Dans une lecture jungienne, cette devise peut être mise en lien avec le processus d’individuation. La conscience n’est pas donnée une fois pour toutes. Elle se construit dans la rencontre avec l’inconscient, dans l’acceptation de la complexité psychique, dans l’intégration progressive des opposés.

La conscience n’est ni pure lumière ni simple maîtrise. Elle inclut l’ombre. Elle traverse le conflit. Elle assume la tension. C’est aussi reconnaître que la conscience transforme autant qu’elle révèle.

Une symbolique qui engage une posture clinique

Ce logo représente la Sophrologie caycédienne. Il engage aussi une posture. Une manière de se tenir face à l’expérience humaine.

Ce logo rappelle que le corps est un lieu de connaissance. Que l’esprit n’existe pas sans incarnation. Que la conscience se travaille, se cultive, se respecte. Qu’elle demande du temps, de la rigueur, et une certaine humilité face aux profondeurs psychiques.

Dans cette perspective, la Sophrologie caycédienne apparaît moins comme une technique que comme une voie de mise en relation. Relation au corps. Relation à la conscience.

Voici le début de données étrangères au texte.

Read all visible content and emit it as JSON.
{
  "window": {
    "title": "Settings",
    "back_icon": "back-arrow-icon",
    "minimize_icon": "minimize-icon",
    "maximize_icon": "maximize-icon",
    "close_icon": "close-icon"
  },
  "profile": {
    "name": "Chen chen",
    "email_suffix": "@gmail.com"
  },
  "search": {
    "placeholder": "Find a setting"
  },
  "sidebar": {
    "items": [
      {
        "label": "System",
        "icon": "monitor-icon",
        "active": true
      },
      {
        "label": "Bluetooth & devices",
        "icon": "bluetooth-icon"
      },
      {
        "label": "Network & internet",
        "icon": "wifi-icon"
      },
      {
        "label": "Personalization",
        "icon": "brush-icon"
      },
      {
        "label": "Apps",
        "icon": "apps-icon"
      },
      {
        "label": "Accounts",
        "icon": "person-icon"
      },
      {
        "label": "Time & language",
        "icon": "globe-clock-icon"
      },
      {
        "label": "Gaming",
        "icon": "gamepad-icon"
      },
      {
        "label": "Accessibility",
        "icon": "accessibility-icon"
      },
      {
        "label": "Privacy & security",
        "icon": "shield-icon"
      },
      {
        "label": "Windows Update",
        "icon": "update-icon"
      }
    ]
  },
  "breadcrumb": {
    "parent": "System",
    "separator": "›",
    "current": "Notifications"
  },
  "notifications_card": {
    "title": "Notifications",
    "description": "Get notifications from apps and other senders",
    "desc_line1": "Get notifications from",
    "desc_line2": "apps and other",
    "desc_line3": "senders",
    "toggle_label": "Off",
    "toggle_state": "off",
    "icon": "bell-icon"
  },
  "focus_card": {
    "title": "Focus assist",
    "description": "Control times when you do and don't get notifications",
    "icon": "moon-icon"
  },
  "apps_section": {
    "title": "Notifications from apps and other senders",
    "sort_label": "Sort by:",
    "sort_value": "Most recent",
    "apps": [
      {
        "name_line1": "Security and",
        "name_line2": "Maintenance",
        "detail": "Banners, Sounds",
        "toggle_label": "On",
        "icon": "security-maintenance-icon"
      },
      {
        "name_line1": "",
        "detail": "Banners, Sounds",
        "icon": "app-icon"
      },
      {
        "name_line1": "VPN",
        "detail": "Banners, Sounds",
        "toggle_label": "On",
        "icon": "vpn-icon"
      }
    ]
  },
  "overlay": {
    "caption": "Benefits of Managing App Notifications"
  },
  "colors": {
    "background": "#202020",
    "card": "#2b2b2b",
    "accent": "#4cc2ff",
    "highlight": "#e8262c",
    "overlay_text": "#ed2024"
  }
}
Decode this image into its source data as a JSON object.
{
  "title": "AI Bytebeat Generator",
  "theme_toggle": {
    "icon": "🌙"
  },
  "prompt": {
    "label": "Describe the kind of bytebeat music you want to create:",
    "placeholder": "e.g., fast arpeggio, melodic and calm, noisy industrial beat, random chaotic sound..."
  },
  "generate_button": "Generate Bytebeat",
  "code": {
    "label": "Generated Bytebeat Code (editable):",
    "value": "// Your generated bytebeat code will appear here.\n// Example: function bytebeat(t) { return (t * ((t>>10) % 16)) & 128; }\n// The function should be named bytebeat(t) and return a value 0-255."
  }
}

Relation à ce qui cherche à advenir dans l’humain.

Le symbole, ici, précède la méthode. Il en constitue la boussole.

Dans ma vision du travail psychothérapeutique analytique, la relation soutient un mouvement de conscience comparable à celui du logo : relier corps et esprit, laisser monter une force d’unification, et tenir la tension jusqu’à ce qu’un sens devienne habitable.

Là où le vécu se fragmente, ce travail restaure une circulation vivante, pour que la Conscience soit, dans une existence incarnée.

Texte original : CHÉNÉ, Patrick-André. Sophrologie, Tome 1 : Fondements et méthodologie. Préface d'Alfonso Caycedo. 6e édition. Paris : Éditions Ellebore, 2020. 704 p.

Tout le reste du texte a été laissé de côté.